Uber’s $50 billion empire has grown explosively through the charm offensive of some 250 lobbyists, pressing cities to ease local regulations and marketing the brand as a slick icon of the “new economy.” Uber has pumped millions into its New York campaign ads, which pointedly showcase people of color celebrating Uber’s opportunities for self-enterprise (apparently aiming to poach from the mostly immigrant taxi workforce). Taking a populist tack, the company showers consumers with warnings like, “Mayor de Blasio’s plan to stop Uber will cost 10,000 jobs, hurt underserved areas and make wait times for Uber cars skyrocket.” (There’s even an app feature flashing gloomy predictions about the consequences of capping Ubermania, with slogans like “NO CARS—SEE WHY.”)
The public-relations blitzkrieg obscures Uber’s underlying neoliberal business model: Drivers, as contractors, lack many basic protections of federal labor law, and may have no legal recourse over injuries and other road mishaps, unlike their yellow-cabbie counterparts. Despite presenting itself as a neutral “invisible hand,” a digital platform that merely channels “peer-to-peer transctions,” Uber may wield the power to “fire” drivers arbitrarily by just cutting off access to the app with impunity.
With several pending lawsuits trying to hold Uber liable as an official employer, Uber’s legal relationship with drivers remains in flux. But pushback from drivers (even current Uber drivers stand to lose if their ride markets are diluted) is intensifying.

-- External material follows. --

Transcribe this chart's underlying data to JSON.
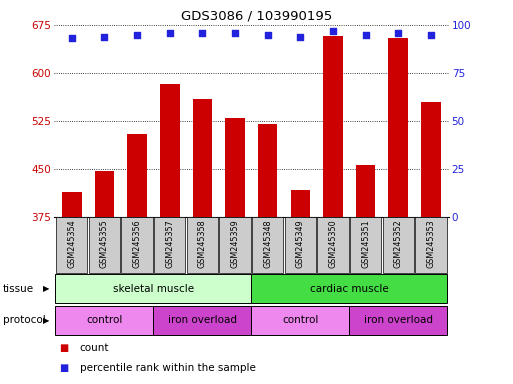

Many see Uber’s aggressive campaign in New York as a play to the national political stage; presidential candidates Jeb Bush and Hillary Clinton have been quizzed on their views about regulating the tech-driven “gig economy.”
“The issue has been elevated to the presidential campaign level,” Desai says. “And they want to send a message, that if you come after us, we will come after you, and here’s a taste of what we are capable of doing.”
As for Uber’s dogwhistle marketing toward communities of color (playing on longstanding tensions over individual cabbies’ refusing to pick up black customers), Bertha Lewis of the Black Institute was unimpressed. Uber’s true colors were exposed, she says, with its profiteering and brazen lobbying against the city’s mass-transit tax on for-hire vehicles:
Those who don’t take yellow, to green or black [cabs], who take the subway, take the buses, as I do—those are the people that I deal with—pay your fair share—that’s all we’ve ever asked…. you’re actually going to turn around and look us in the face, and claim that you care about black people? No you don’t, ‘cause if you did, you would be able to support the transportation that most black people use.
Despite the setback on the Uber cap, activists are pushing ahead, campaigning not just to put the brakes on Ubernomics but to create a more equitable transportation infrastructure for all. Because what this divided city needs is not more ridesharing but wealth sharing, and there’s a long way to go on that front.